Não sei quanto a vocês mas, para mim, insegurança é o tipo de sentimento que não se pode evitar. Mesmo que a gente feche a porta, ela provavelmente vai entrar pela janela, ou então achar qualquer fresta entre uma dobradiça ou outra para se acomodar sobre o nosso aposento. Não sei quanto ao resto do mundo mas, para mim, insegurança é o tipo de sentimento que acompanha o receio de um futuro que nunca se vê, nem se controla. Um futuro que é impossível segurar com as mãos, nem racionalizar para que faça sentido, para que seja conforme a gente sempre sonhou que fosse. Insegurança é o tipo de sentimento corriqueiro que inspira um texto que ninguém quer escrever, um frio constante na barriga, um tremor na ponta dos dedos, no peito que respira devagar e pede paciência no meio de um mar agitado chamado medo. Medo de uma criança que não cresceu, de um adulto de auto-imagem deformada, de qualquer ser humano que pulou algumas lições da cartilha chamada Vida e esqueceu do capítulo que diz: o amanhã jamais é governado. Insegurança é o tipo de sentimento que vem quando um pedido é recusado, e inevitavelmente surge a vontade de dar dez passos pra trás porque a impressão é que tudo que a gente construiu cuidadosamente pode desmoronar no instante seguinte.

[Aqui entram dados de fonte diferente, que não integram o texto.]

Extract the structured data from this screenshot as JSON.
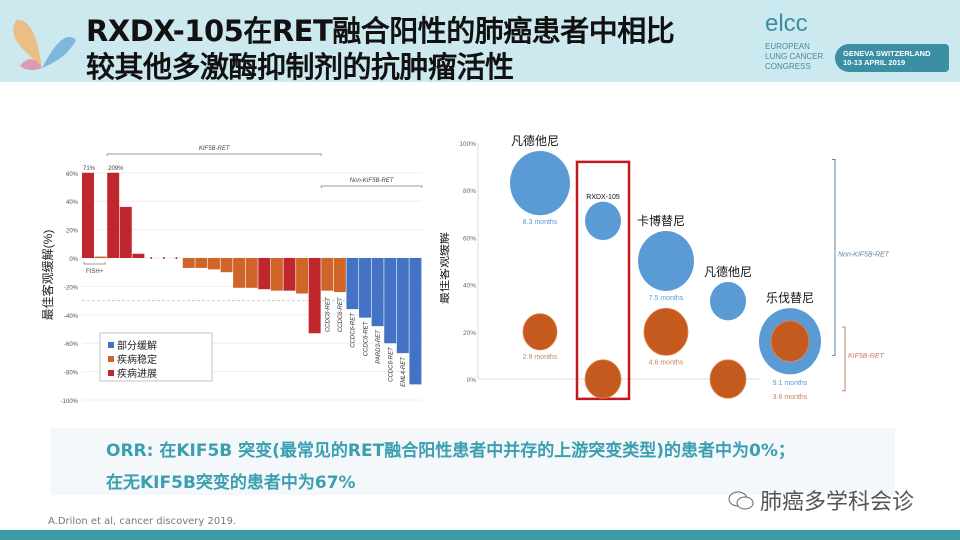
{
  "header": {
    "title_line1": "RXDX-105在RET融合阳性的肺癌患者中相比",
    "title_line2": "较其他多激酶抑制剂的抗肿瘤活性",
    "logo": {
      "name": "elcc",
      "sub": [
        "EUROPEAN",
        "LUNG CANCER",
        "CONGRESS"
      ],
      "location": "GENEVA SWITZERLAND",
      "dates": "10-13 APRIL 2019"
    }
  },
  "chart_data": [
    {
      "type": "bar",
      "title": "",
      "ylabel": "最佳客观缓解(%)",
      "ylim": [
        -100,
        60
      ],
      "yticks": [
        "60%",
        "40%",
        "20%",
        "0%",
        "-20%",
        "-40%",
        "-60%",
        "-80%",
        "-100%"
      ],
      "brackets": {
        "kif5b": "KIF5B-RET",
        "non_kif5b": "Non-KIF5B-RET",
        "fish": "FISH+"
      },
      "cap_labels": [
        "71%",
        "209%"
      ],
      "legend": [
        {
          "label": "部分缓解",
          "color": "#4472c4"
        },
        {
          "label": "疾病稳定",
          "color": "#d0652a"
        },
        {
          "label": "疾病进展",
          "color": "#c0272d"
        }
      ],
      "bars": [
        {
          "v": 71,
          "c": 2,
          "cap": 0
        },
        {
          "v": 1,
          "c": 1
        },
        {
          "v": 209,
          "c": 2,
          "cap": 1
        },
        {
          "v": 36,
          "c": 2
        },
        {
          "v": 3,
          "c": 2
        },
        {
          "v": null
        },
        {
          "v": null
        },
        {
          "v": null
        },
        {
          "v": -7,
          "c": 1
        },
        {
          "v": -7,
          "c": 1
        },
        {
          "v": -8,
          "c": 1
        },
        {
          "v": -10,
          "c": 1
        },
        {
          "v": -21,
          "c": 1
        },
        {
          "v": -21,
          "c": 1
        },
        {
          "v": -22,
          "c": 2
        },
        {
          "v": -23,
          "c": 1
        },
        {
          "v": -23,
          "c": 2
        },
        {
          "v": -25,
          "c": 1
        },
        {
          "v": -53,
          "c": 2
        },
        {
          "v": -23,
          "c": 1,
          "label": "CCDC6-RET"
        },
        {
          "v": -24,
          "c": 1,
          "label": "CCDC6-RET"
        },
        {
          "v": -36,
          "c": 0,
          "label": "CCDC6-RET"
        },
        {
          "v": -42,
          "c": 0,
          "label": "CCDC6-RET"
        },
        {
          "v": -48,
          "c": 0,
          "label": "PARD3-RET"
        },
        {
          "v": -60,
          "c": 0,
          "label": "CCDC6-RET"
        },
        {
          "v": -67,
          "c": 0,
          "label": "EML4-RET"
        },
        {
          "v": -89,
          "c": 0,
          "label": "EML4-RET"
        }
      ]
    },
    {
      "type": "scatter",
      "title": "",
      "ylabel": "最佳客观缓解",
      "ylim": [
        0,
        100
      ],
      "yticks": [
        "100%",
        "80%",
        "60%",
        "40%",
        "20%",
        "0%"
      ],
      "groups": [
        "Non-KIF5B-RET",
        "KIF5B-RET"
      ],
      "drugs": [
        {
          "name": "凡德他尼",
          "non": {
            "y": 83,
            "size": 30,
            "months": "8.3 months"
          },
          "kif": {
            "y": 20,
            "size": 17,
            "months": "2.9 months"
          }
        },
        {
          "name": "RXDX-105",
          "highlight": true,
          "non": {
            "y": 67,
            "size": 18
          },
          "kif": {
            "y": 0,
            "size": 18
          }
        },
        {
          "name": "卡博替尼",
          "non": {
            "y": 50,
            "size": 28,
            "months": "7.5 months"
          },
          "kif": {
            "y": 20,
            "size": 22,
            "months": "4.6 months"
          }
        },
        {
          "name": "凡德他尼",
          "non": {
            "y": 33,
            "size": 18
          },
          "kif": {
            "y": 0,
            "size": 18
          }
        },
        {
          "name": "乐伐替尼",
          "non": {
            "y": 16,
            "size": 31,
            "months": "9.1 months"
          },
          "kif": {
            "y": 16,
            "size": 19,
            "months": "3.6 months"
          }
        }
      ],
      "colors": {
        "non": "#5b9bd5",
        "kif": "#c55a1f"
      }
    }
  ],
  "orr": {
    "line1": "ORR: 在KIF5B 突变(最常见的RET融合阳性患者中并存的上游突变类型)的患者中为0%；",
    "line2": "在无KIF5B突变的患者中为67%"
  },
  "citation": "A.Drilon et al, cancer discovery 2019.",
  "watermark": "肺癌多学科会诊"
}
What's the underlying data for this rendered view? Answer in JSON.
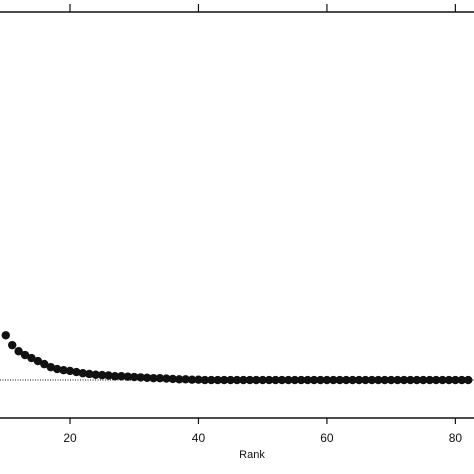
{
  "chart_data": {
    "type": "scatter",
    "xlabel": "Rank",
    "x": [
      10,
      11,
      12,
      13,
      14,
      15,
      16,
      17,
      18,
      19,
      20,
      21,
      22,
      23,
      24,
      25,
      26,
      27,
      28,
      29,
      30,
      31,
      32,
      33,
      34,
      35,
      36,
      37,
      38,
      39,
      40,
      41,
      42,
      43,
      44,
      45,
      46,
      47,
      48,
      49,
      50,
      51,
      52,
      53,
      54,
      55,
      56,
      57,
      58,
      59,
      60,
      61,
      62,
      63,
      64,
      65,
      66,
      67,
      68,
      69,
      70,
      71,
      72,
      73,
      74,
      75,
      76,
      77,
      78,
      79,
      80,
      81,
      82
    ],
    "values": [
      2.18,
      1.92,
      1.76,
      1.66,
      1.58,
      1.5,
      1.42,
      1.34,
      1.29,
      1.26,
      1.24,
      1.21,
      1.18,
      1.16,
      1.14,
      1.13,
      1.12,
      1.1,
      1.1,
      1.09,
      1.08,
      1.07,
      1.06,
      1.05,
      1.05,
      1.04,
      1.03,
      1.02,
      1.02,
      1.01,
      1.01,
      1,
      1,
      1,
      1,
      1,
      1,
      1,
      1,
      1,
      1,
      1,
      1,
      1,
      1,
      1,
      1,
      1,
      1,
      1,
      1,
      1,
      1,
      1,
      1,
      1,
      1,
      1,
      1,
      1,
      1,
      1,
      1,
      1,
      1,
      1,
      1,
      1,
      1,
      1,
      1,
      1,
      1
    ],
    "color": "#111111",
    "xlim": [
      9.1,
      82.9
    ],
    "xticks": [
      20,
      40,
      60,
      80
    ],
    "ylim": [
      0,
      10.7
    ],
    "reference_line": 1
  }
}
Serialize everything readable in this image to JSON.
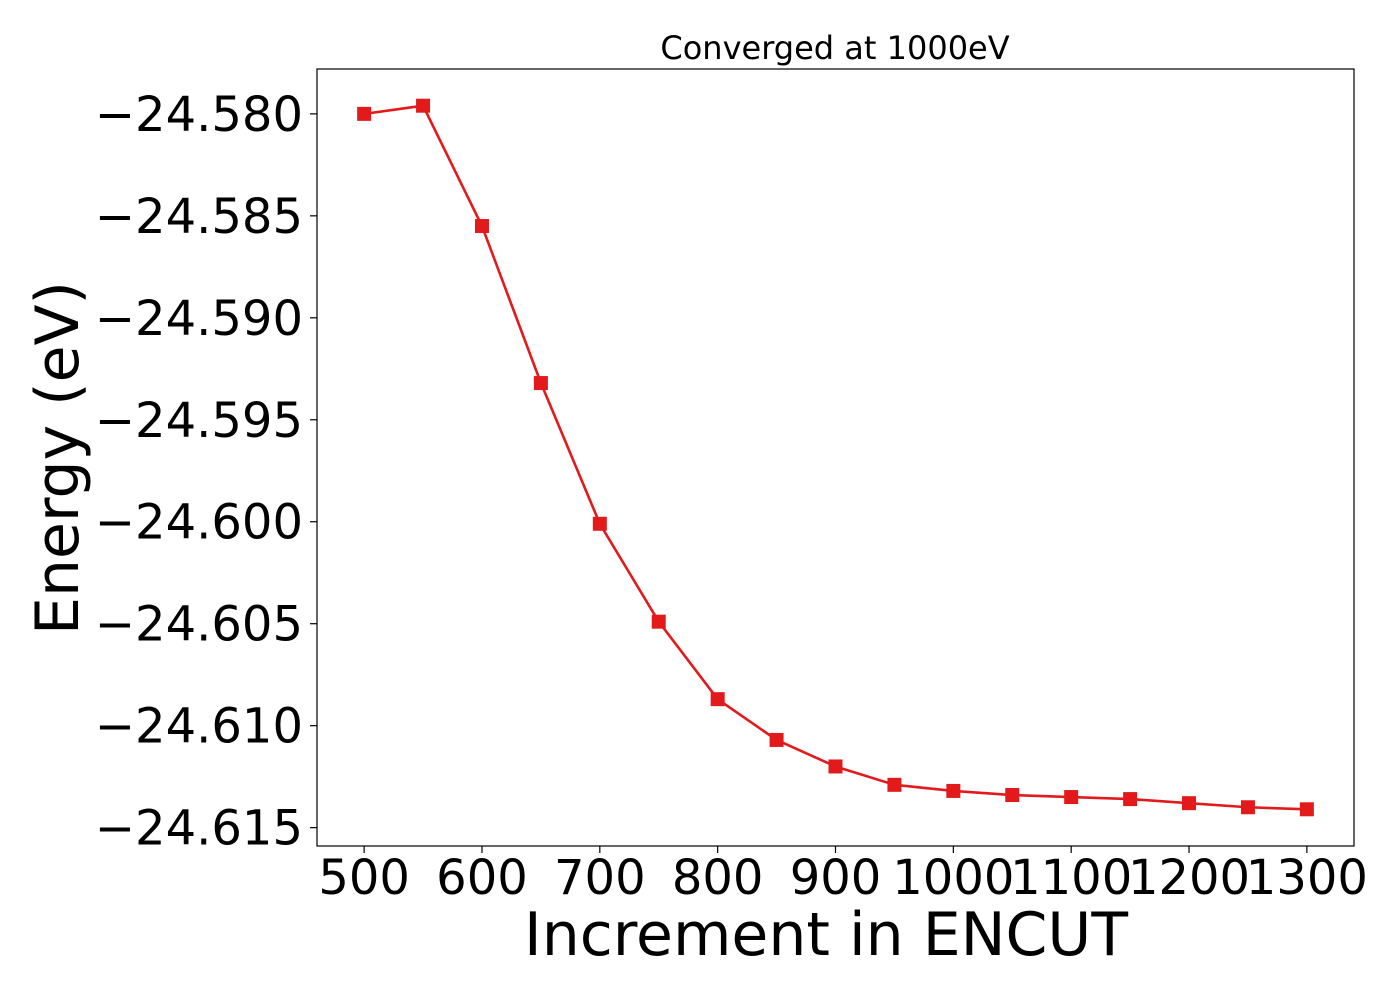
{
  "chart_data": {
    "type": "line",
    "title": "Converged at 1000eV",
    "xlabel": "Increment in ENCUT",
    "ylabel": "Energy (eV)",
    "x": [
      500,
      550,
      600,
      650,
      700,
      750,
      800,
      850,
      900,
      950,
      1000,
      1050,
      1100,
      1150,
      1200,
      1250,
      1300
    ],
    "series": [
      {
        "values": [
          -24.58,
          -24.5796,
          -24.5855,
          -24.5932,
          -24.6001,
          -24.6049,
          -24.6087,
          -24.6107,
          -24.612,
          -24.6129,
          -24.6132,
          -24.6134,
          -24.6135,
          -24.6136,
          -24.6138,
          -24.614,
          -24.6141
        ],
        "color": "#e31a1c",
        "marker": "square"
      }
    ],
    "xticks": [
      500,
      600,
      700,
      800,
      900,
      1000,
      1100,
      1200,
      1300
    ],
    "xtick_labels": [
      "500",
      "600",
      "700",
      "800",
      "900",
      "1000",
      "1100",
      "1200",
      "1300"
    ],
    "yticks": [
      -24.58,
      -24.585,
      -24.59,
      -24.595,
      -24.6,
      -24.605,
      -24.61,
      -24.615
    ],
    "ytick_labels": [
      "−24.580",
      "−24.585",
      "−24.590",
      "−24.595",
      "−24.600",
      "−24.605",
      "−24.610",
      "−24.615"
    ],
    "xlim": [
      460,
      1340
    ],
    "ylim": [
      -24.6159,
      -24.5778
    ],
    "grid": false,
    "legend": "none"
  }
}
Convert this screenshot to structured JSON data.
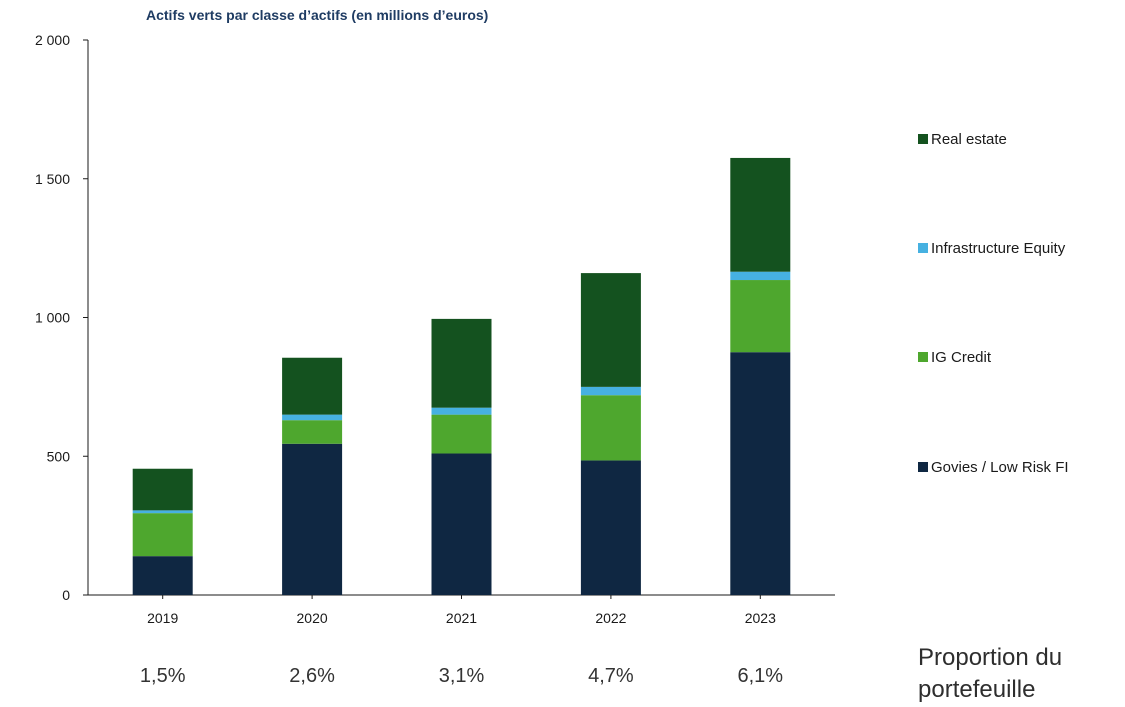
{
  "chart_data": {
    "type": "bar",
    "stacked": true,
    "title": "Actifs verts par classe d’actifs (en millions d’euros)",
    "xlabel": "",
    "ylabel": "",
    "categories": [
      "2019",
      "2020",
      "2021",
      "2022",
      "2023"
    ],
    "ylim": [
      0,
      2000
    ],
    "yticks": [
      0,
      500,
      1000,
      1500,
      2000
    ],
    "ytick_labels": [
      "0",
      "500",
      "1 000",
      "1 500",
      "2 000"
    ],
    "series": [
      {
        "name": "Govies / Low Risk FI",
        "color": "#0f2742",
        "values": [
          140,
          545,
          510,
          485,
          875
        ]
      },
      {
        "name": "IG Credit",
        "color": "#4ea72e",
        "values": [
          155,
          85,
          140,
          235,
          260
        ]
      },
      {
        "name": "Infrastructure Equity",
        "color": "#46b1e1",
        "values": [
          10,
          20,
          25,
          30,
          30
        ]
      },
      {
        "name": "Real estate",
        "color": "#14521f",
        "values": [
          150,
          205,
          320,
          410,
          410
        ]
      }
    ],
    "legend_position": "right",
    "grid": false,
    "proportions": [
      "1,5%",
      "2,6%",
      "3,1%",
      "4,7%",
      "6,1%"
    ],
    "proportion_label": "Proportion du portefeuille"
  }
}
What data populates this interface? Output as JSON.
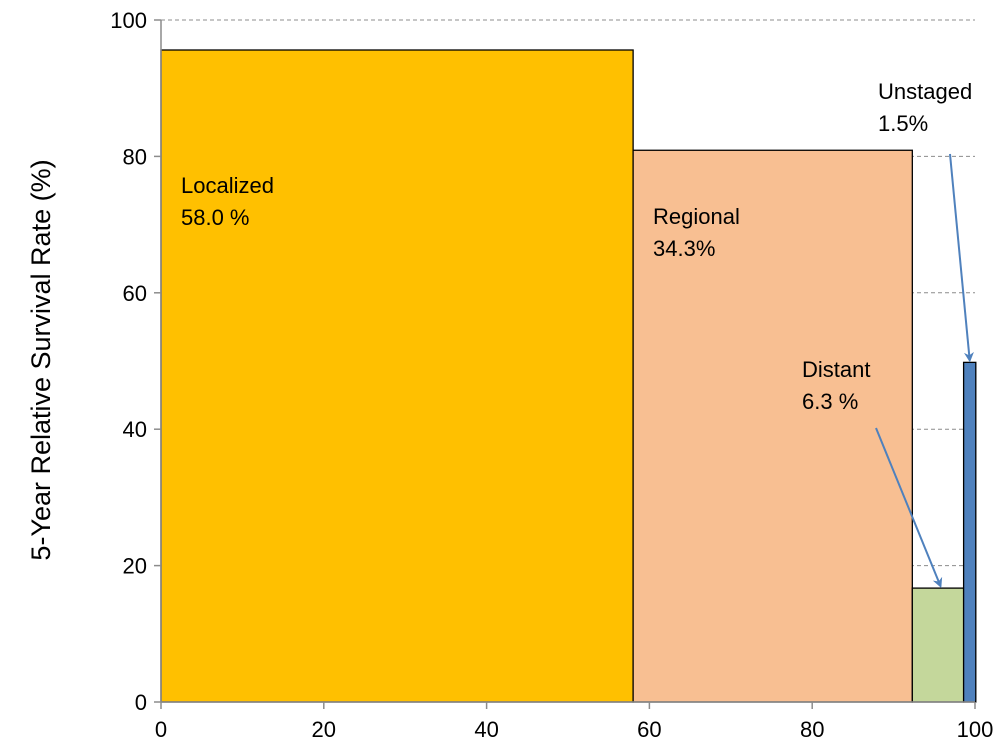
{
  "chart_data": {
    "type": "bar",
    "title": "",
    "xlabel": "",
    "ylabel": "5-Year Relative Survival Rate (%)",
    "xlim": [
      0,
      100
    ],
    "ylim": [
      0,
      100
    ],
    "x_ticks": [
      "0",
      "20",
      "40",
      "60",
      "80",
      "100"
    ],
    "y_ticks": [
      "0",
      "20",
      "40",
      "60",
      "80",
      "100"
    ],
    "grid": "horizontal dashed",
    "legend": "none",
    "bars": [
      {
        "name": "Localized",
        "share_label": "58.0 %",
        "x_start": 0,
        "width": 58.0,
        "survival": 95.6,
        "color": "#FFC000"
      },
      {
        "name": "Regional",
        "share_label": "34.3%",
        "x_start": 58.0,
        "width": 34.3,
        "survival": 80.9,
        "color": "#F8BF92"
      },
      {
        "name": "Distant",
        "share_label": "6.3 %",
        "x_start": 92.3,
        "width": 6.3,
        "survival": 16.7,
        "color": "#C4D79B"
      },
      {
        "name": "Unstaged",
        "share_label": "1.5%",
        "x_start": 98.6,
        "width": 1.5,
        "survival": 49.8,
        "color": "#4F81BD"
      }
    ]
  }
}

E pra quem acredita que escrever ajuda ou traz alguma cura, engana-se. As palavras servem no máximo como anestésico, a morfina do escritor, a sua maneira de se mostrar ou, surpreendentemente, esconder-se. Na literatura, o coração é invisível, revela apenas o que quer, finge sentir e finge tão bem que a farsa se confunde com a sua própria realidade. Na literatura, a alma vive, voa livre e mergulha em águas escuras onde a pressão é alta e o desfalecer frequente.